Interventional (IR)PediatricResearchTrainee
TAE for Pediatric Pelvic Fracture Hemorrhage Matches Surgical Mortality, Use Tripled Over a Decade
Journal of Vascular and Interventional Radiology (JVIR)2w ago
In 509 pediatric patients from a 10-yr national registry, transcatheter arterial embolization achieved 97.1% hemorrhage control with mortality similar to surgery (22.3% vs 22.6%; OR 0.98, 95% CI 0.66–1.45). TAE use rose 256% 2013–2023. Conservative-managed patients had lower mor…
- Retrospective NTDB analysis (2013–2023); 55,271 pediatric pelvic fracture patients identified; 509 received TAE, 2,026 surgery, 558 managed conservatively; propensity-matched triplets (n=305 per arm) used for mortality comparison.

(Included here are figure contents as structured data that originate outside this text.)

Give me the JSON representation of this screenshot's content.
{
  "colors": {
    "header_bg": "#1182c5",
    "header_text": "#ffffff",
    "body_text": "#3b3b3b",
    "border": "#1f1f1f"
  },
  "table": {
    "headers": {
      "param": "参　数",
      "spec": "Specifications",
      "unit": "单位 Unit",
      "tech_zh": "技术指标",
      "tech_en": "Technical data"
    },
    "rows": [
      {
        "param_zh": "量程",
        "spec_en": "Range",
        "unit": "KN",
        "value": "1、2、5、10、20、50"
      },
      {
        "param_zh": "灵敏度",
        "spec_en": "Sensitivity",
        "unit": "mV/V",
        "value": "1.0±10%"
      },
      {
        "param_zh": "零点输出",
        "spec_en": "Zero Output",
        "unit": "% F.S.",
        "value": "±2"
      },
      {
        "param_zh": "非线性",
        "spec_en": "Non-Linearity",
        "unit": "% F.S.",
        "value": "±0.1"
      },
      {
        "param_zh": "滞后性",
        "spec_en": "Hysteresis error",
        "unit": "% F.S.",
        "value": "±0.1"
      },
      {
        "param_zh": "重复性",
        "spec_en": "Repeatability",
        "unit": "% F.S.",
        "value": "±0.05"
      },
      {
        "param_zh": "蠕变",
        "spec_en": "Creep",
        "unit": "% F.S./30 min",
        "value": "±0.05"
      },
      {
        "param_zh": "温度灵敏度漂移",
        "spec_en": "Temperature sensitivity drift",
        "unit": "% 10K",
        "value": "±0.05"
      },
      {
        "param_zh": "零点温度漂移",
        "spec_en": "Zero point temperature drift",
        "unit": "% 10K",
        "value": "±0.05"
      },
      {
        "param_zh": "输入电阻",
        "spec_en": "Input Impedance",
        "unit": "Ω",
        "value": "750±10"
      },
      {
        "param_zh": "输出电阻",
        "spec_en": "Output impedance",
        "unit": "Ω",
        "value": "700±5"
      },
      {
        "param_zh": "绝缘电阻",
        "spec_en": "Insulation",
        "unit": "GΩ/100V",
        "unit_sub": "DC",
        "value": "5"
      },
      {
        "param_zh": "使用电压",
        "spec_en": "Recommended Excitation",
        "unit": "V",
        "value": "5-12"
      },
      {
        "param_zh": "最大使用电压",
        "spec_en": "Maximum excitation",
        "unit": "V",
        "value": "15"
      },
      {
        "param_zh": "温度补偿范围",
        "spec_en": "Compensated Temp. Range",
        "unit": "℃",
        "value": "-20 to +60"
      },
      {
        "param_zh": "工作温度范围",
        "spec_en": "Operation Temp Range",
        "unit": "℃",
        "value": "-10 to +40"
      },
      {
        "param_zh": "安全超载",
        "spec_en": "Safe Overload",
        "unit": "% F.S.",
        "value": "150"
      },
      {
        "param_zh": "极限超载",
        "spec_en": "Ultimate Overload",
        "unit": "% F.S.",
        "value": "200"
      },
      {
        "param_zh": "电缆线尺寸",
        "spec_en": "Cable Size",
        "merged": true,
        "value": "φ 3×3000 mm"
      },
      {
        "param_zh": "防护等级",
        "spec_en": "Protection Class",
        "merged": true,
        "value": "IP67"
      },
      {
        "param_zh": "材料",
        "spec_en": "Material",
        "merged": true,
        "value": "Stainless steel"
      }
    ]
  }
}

- In propensity-matched analysis, both TAE and surgery carried significantly higher mortality than conservative management (OR 1.61, 95% CI 1.06–2.44; P=0.025), almost certainly reflecting case-mix severity rather than a causal harm of intervention; bilateral vs. unilateral internal iliac embolization showed no mortality difference (OR 1.32, P=0.42).
- Key limitation: retrospective administrative database with inherent selection bias — patients selected for TAE or surgery were substantially more severely injured than conservatively managed patients, limiting causal inference; long-term outcomes and detailed injury-pattern data unavailable from NTDB.